Speechless & Confused

When it comes to relationships, I always find a way to ruin it. It’s like I place high expectations upon myself & end up failing miserably. I guess it’s because I’m truly scared to love another male ever again. My first love, my son’s father destroyed me mentally & emotionally. I let him get the best of me and it ended up defeating me. I can happily say that I have overcame that battle but yet a small piece of me is scared to give my all to another man.
Now I know men & women hate being compared to past failures and I’m not a culprit of that. I would more so say that I’m successfully separating my past failure from my future success it’s just that I’m scared to love again. However, I have been in love again but I treated that relationship with little to no respect. I think I was just happy to have someone who truly cared for me until I found out about his “double life”. Again I was hurt, destroyed, upset but most of all I was confused. I thought I had prepped myself for not allowing heartache & pain. Sadly I was mistaken and I again vowed to never give my all to another man.
Fast forward a few months & my second love & I reconnected. It was tough at first because of the hurtful things I did & he was still involved. Out of respect for his significant other, we worked on our friendship. Yet it was like old times & things began to move fast, I was under the impression that they were not together anymore and that eased my concerns of being a “homewrecker”. Things would get better & then terribly fail. I was still communicating with boys and he with her. Although when we were together nothing else seemed to concern the both of us.

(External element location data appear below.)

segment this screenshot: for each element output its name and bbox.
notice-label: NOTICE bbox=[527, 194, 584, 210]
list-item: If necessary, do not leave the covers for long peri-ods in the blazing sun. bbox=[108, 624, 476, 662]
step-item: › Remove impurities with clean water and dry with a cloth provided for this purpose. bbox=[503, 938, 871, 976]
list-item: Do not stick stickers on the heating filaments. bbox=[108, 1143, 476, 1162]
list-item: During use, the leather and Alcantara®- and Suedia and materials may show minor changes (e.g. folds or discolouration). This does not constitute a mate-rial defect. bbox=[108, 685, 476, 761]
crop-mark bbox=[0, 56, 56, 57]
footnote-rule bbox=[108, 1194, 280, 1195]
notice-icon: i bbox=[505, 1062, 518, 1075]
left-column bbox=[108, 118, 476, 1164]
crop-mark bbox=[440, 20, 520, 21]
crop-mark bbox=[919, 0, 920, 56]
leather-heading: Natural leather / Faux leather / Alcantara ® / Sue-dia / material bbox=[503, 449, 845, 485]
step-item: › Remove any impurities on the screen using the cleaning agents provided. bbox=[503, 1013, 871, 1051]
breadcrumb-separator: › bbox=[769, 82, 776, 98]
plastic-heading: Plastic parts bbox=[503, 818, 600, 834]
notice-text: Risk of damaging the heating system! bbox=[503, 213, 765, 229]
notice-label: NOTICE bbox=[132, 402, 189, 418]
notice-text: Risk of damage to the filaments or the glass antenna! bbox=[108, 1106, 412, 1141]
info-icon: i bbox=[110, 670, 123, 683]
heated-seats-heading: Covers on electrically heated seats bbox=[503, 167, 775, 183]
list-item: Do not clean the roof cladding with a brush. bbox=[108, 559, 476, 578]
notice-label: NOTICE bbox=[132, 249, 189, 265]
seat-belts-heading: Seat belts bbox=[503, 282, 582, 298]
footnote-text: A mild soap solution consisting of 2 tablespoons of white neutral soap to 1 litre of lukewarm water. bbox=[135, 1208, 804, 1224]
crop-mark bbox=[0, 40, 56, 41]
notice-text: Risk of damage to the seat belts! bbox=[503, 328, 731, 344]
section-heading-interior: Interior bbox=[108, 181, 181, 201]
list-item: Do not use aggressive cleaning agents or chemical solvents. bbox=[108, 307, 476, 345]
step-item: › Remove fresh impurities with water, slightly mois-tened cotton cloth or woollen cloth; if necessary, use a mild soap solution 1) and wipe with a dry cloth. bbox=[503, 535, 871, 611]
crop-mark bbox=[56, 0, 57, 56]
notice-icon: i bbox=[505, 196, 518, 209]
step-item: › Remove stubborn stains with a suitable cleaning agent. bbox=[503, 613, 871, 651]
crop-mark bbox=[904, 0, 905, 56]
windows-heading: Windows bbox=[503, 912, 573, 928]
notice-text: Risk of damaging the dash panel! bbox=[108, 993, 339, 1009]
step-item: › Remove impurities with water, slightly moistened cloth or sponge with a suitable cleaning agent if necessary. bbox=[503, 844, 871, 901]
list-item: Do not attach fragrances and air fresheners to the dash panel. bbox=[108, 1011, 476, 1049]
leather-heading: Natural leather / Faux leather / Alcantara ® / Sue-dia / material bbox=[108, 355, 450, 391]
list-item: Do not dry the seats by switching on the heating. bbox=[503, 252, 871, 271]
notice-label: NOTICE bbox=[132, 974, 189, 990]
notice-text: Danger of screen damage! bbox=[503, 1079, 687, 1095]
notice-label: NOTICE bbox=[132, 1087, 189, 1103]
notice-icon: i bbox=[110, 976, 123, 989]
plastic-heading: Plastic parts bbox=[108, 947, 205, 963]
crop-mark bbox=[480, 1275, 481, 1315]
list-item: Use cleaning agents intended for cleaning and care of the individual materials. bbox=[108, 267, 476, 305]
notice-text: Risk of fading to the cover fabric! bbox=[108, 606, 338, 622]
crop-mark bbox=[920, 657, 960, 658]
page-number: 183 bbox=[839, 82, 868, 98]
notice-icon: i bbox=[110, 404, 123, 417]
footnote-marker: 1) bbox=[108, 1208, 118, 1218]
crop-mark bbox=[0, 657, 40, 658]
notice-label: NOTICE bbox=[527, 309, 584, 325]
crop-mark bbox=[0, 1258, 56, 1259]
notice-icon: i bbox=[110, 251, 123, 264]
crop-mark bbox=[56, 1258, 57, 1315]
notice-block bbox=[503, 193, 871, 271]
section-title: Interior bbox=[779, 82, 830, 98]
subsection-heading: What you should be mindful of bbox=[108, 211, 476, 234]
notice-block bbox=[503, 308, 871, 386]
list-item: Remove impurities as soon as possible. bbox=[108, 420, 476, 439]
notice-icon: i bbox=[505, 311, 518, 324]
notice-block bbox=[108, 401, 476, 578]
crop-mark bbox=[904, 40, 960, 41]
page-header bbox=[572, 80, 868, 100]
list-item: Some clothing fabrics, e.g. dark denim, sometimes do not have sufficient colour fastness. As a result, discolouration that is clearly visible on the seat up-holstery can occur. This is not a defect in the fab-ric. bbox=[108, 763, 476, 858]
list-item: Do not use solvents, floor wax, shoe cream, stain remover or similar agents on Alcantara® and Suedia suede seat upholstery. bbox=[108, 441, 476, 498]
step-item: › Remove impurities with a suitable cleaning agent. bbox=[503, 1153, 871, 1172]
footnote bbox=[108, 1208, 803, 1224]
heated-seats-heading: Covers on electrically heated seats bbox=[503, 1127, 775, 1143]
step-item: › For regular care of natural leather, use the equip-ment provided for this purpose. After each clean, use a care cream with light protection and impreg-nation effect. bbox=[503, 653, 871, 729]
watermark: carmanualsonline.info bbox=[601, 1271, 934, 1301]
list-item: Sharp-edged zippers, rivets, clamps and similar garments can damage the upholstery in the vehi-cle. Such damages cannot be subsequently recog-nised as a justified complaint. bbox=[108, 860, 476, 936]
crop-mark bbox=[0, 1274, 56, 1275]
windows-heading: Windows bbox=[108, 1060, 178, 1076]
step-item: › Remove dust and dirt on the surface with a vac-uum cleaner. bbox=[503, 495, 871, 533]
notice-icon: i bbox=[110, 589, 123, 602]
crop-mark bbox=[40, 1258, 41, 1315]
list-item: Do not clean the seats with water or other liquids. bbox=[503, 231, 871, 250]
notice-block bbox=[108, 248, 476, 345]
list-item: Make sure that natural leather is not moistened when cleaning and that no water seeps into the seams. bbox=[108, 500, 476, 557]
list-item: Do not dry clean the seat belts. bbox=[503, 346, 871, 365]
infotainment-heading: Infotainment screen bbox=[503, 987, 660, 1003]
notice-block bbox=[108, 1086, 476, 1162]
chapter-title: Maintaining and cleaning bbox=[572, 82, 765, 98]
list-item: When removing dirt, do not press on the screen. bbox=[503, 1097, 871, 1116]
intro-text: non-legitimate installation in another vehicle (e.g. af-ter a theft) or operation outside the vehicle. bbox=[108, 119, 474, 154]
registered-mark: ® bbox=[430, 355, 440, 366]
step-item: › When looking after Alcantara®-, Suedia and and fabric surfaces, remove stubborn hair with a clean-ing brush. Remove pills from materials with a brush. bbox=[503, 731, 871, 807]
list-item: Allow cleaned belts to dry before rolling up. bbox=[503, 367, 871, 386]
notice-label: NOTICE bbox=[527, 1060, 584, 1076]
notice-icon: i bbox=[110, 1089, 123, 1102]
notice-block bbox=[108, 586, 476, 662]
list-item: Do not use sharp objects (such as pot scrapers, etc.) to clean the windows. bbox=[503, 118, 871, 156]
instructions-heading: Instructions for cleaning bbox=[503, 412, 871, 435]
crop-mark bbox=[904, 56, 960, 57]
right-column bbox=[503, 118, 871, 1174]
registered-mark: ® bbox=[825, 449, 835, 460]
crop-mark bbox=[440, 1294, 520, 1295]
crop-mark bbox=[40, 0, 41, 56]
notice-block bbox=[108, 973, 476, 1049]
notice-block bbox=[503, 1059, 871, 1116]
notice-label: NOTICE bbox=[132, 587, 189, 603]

And this is where we are today. Friends who sometimes play “bf/gf roles.” I’m in no way trying to rush a relationship because I want to be certain that we both are ready to try it again.
My loss for words and confusion stems from my ultimate frustration of not being able to fully express my feelings for him. I’m completely lost. I want to assure him that I want him and only him. I want to ease his fears of being heart broken again. I just want to spend my whole life with this man…but. I’m scared.
I’m scared of failure & I do NOT want to fail this relationship. Ugh, why must love be so complicated? I need help…answers. Just some sort of advice.
I’m ready to love again, at least I think.